Saturday, April 1, 2006

David Ortiz: Overpaid or Rewarded?

I'll admit it: David Ortiz is my favorite Red Sox player since I started following the team in the early 80s. He's the most clutch hitter I've ever seen and sitting in Fenway Park and watching his swing is alone worth the steep price of admission. He's one of those players who today's Red Sox fans will tell their grandkids about, and they'll describe him as a majestic, almost super-human presence. Perhaps not surprisingly, he's also incredibly likeable, adroitly handles media and fan requests, and does a lot of charity work. In fact, I don't think you could find a single person who would say something bad about David Ortiz, the runner up for the 2005 AL MVP award. He only further endeared himself to Red Sox fans by taking a steep hometown discount in 2004 when signing a 2-year contract worth $12.5 million, with a team option for the 2007 season at $7.7 million.

So I was naturally pleased to read that the Red Sox are about to sign him to a four-year contract extension worth $50 million. He could have become a free agent at the end of the 2007 season, but now "Big Papi" will likely remain with the Sox for the rest of the decade.

Not all Red Sox fans are happy, though. Some of the baseball guys on the Sons of Sam Horn message board (whose membership includes Sox owner John Henry and pitcher Curt Schilling) believe that the contract will prove to be a financial albatross for the team, and they employ myriad statistical devices to evidence that assertion. The idea is that Ortiz, who is 30 years old, will decline in production over the course of the contract, and that the 2007-2010 version of David Ortiz will be vastly inferior to the outstanding 2003-2005 version.
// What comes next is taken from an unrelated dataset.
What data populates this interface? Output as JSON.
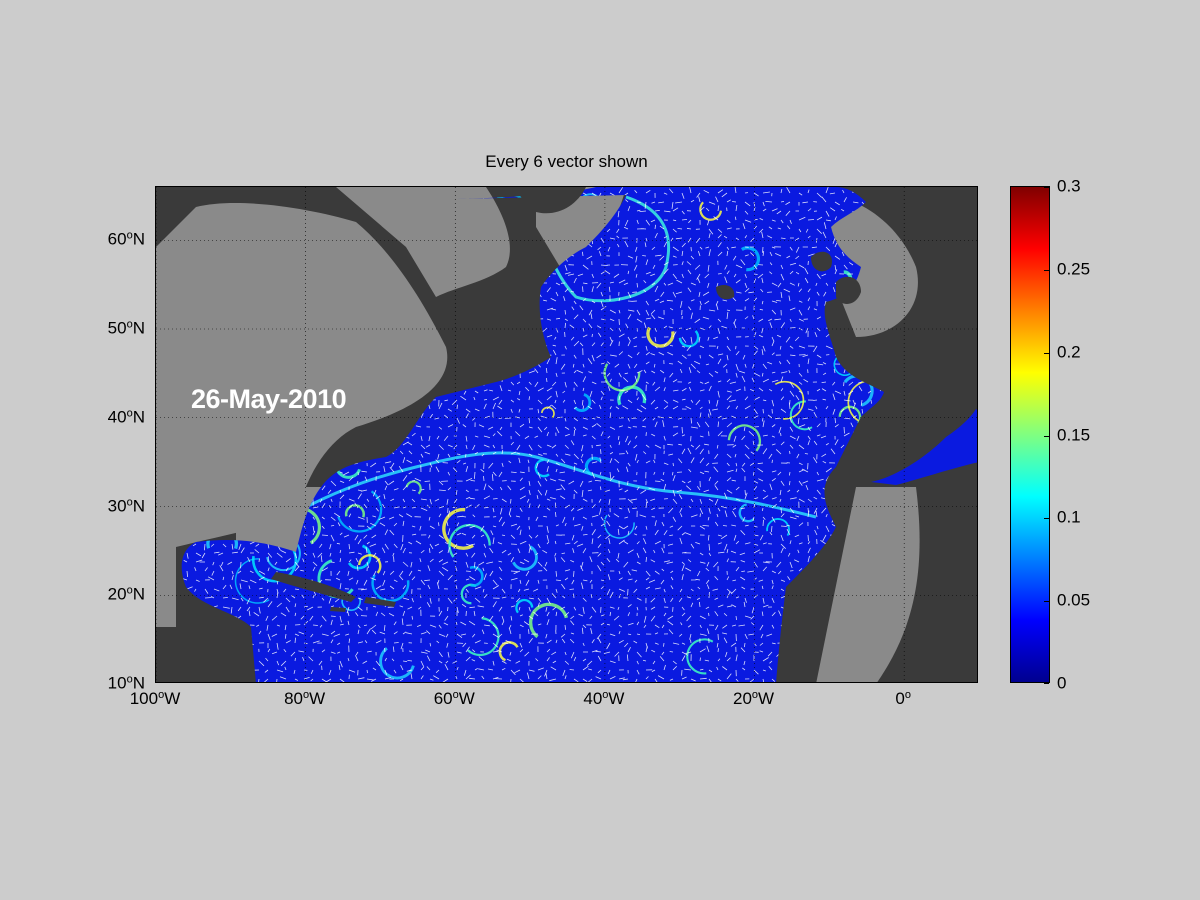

For instance, a poster named "Fratboy" studied Ortiz's "Marginal Value Over Replacement Player" and concluded, "he'll be wildly overpaid in 2008, 2009, and 2010, and these are the weighted mean projections! Any regression that occurs would be detrimental. You shouldn't be paying $13 million for a $4 million player."
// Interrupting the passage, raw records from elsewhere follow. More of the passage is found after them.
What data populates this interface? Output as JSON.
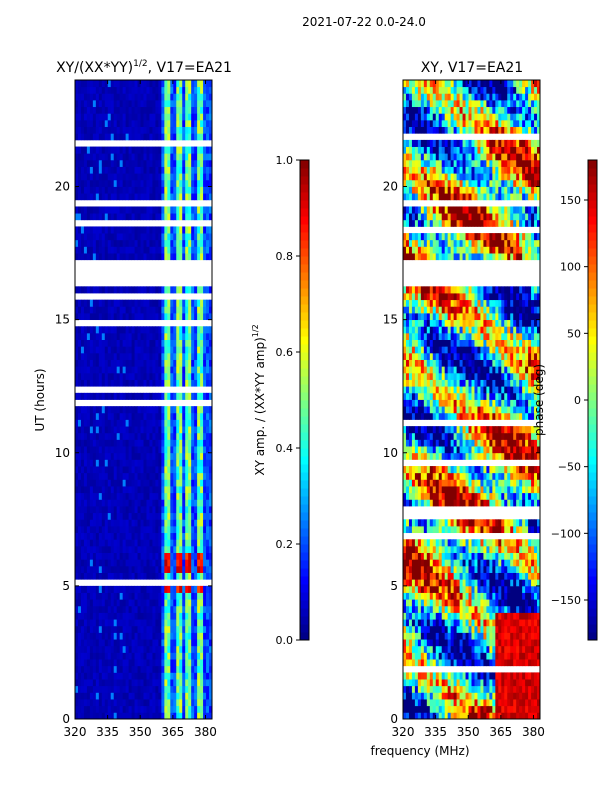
{
  "figure": {
    "suptitle": "2021-07-22 0.0-24.0",
    "xlabel_shared": "frequency (MHz)"
  },
  "chart_data": [
    {
      "type": "heatmap",
      "title": "XY/(XX*YY)",
      "title_superscript": "1/2",
      "title_suffix": ", V17=EA21",
      "xlabel": "frequency (MHz)",
      "ylabel": "UT (hours)",
      "xlim": [
        320,
        383
      ],
      "ylim": [
        0,
        24
      ],
      "xticks": [
        320,
        335,
        350,
        365,
        380
      ],
      "yticks": [
        0,
        5,
        10,
        15,
        20
      ],
      "colorbar": {
        "label": "XY amp. / (XX*YY amp)",
        "label_superscript": "1/2",
        "range": [
          0.0,
          1.0
        ],
        "ticks": [
          0.0,
          0.2,
          0.4,
          0.6,
          0.8,
          1.0
        ],
        "tick_labels": [
          "0.0",
          "0.2",
          "0.4",
          "0.6",
          "0.8",
          "1.0"
        ],
        "colormap": "jet"
      },
      "gaps_hours": [
        [
          16.3,
          17.3
        ],
        [
          19.3,
          19.5
        ]
      ],
      "bright_channels_mhz": [
        [
          361,
          364
        ],
        [
          366,
          369
        ],
        [
          371,
          374
        ],
        [
          376,
          379
        ]
      ],
      "hot_bands_hours": [
        [
          4.8,
          5.1
        ],
        [
          5.6,
          5.9
        ],
        [
          6.0,
          6.3
        ]
      ]
    },
    {
      "type": "heatmap",
      "title": "XY, V17=EA21",
      "xlabel": "frequency (MHz)",
      "ylabel": "phase (deg)",
      "xlim": [
        320,
        383
      ],
      "ylim": [
        0,
        24
      ],
      "xticks": [
        320,
        335,
        350,
        365,
        380
      ],
      "yticks": [
        0,
        5,
        10,
        15,
        20
      ],
      "colorbar": {
        "label": "phase (deg)",
        "range": [
          -180,
          180
        ],
        "ticks": [
          -150,
          -100,
          -50,
          0,
          50,
          100,
          150
        ],
        "tick_labels": [
          "−150",
          "−100",
          "−50",
          "0",
          "50",
          "100",
          "150"
        ],
        "colormap": "jet"
      },
      "gaps_hours": [
        [
          16.3,
          17.3
        ],
        [
          19.3,
          19.5
        ]
      ]
    }
  ]
}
Let's say these gloomy projections are correct and that the great Ortiz indeed devolves into a pedestrian hitter towards the end of his contract. Here's my reaction: Who cares? Ortiz has been profoundly underpaid over the last three seasons, so overpaying him now can be seen as a contractual balancing to a most deserving franchise player and one who exudes all of the spirit and passion expected of a future legend. And plus, think of the message it sends to younger Sox players, who might later approach the bridge that could lead them out-of-town for more money: if you're good to us now by taking a hometown discount, we'll be good to you later by overpaying you then. Granted, that's a "risk" that some players may later regret taking, as they may perform worse than expected after taking a hometown discount, but the point is that by overpaying Ortiz, the Sox can more credibly make that promise.
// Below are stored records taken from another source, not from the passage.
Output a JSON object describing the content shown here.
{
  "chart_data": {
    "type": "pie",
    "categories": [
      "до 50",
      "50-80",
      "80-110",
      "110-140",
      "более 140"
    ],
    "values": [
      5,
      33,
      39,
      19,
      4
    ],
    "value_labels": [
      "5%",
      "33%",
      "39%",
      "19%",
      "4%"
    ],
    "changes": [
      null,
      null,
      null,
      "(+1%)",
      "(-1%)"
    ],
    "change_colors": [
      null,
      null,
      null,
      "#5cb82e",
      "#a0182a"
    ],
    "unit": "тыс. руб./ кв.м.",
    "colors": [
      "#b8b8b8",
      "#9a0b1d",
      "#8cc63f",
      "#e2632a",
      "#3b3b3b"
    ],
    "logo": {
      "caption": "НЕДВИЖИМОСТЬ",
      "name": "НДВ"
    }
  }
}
Plus, now the Sox and Ortiz avoid the inevitable distraction that arises when a franchise player starts to publicly discuss free agency, as well as the acrimony that often emerges when that player becomes a free agent. And although no number or statistical equation will confirm this, distraction and acrimony are real costs inflicted upon a franchise, its players, and its fan base. Red Sox fans know that all too well from the team's prolonged, embittered, and ultimately failed efforts to re-sign Nomar Garciaparra, who was eventually traded to the Cubs, or Pedro Martinez, who signed with the Mets (subjects that I address in a forthcoming article in the Brooklyn Law Review).

But more conceptually, should new contracts only reflect future performance, or should they also reflect past performance? In other words, what are we actually paying these guys for, the past or the future or both? And what is loyalty really worth, and what does the absence of loyalty really cost?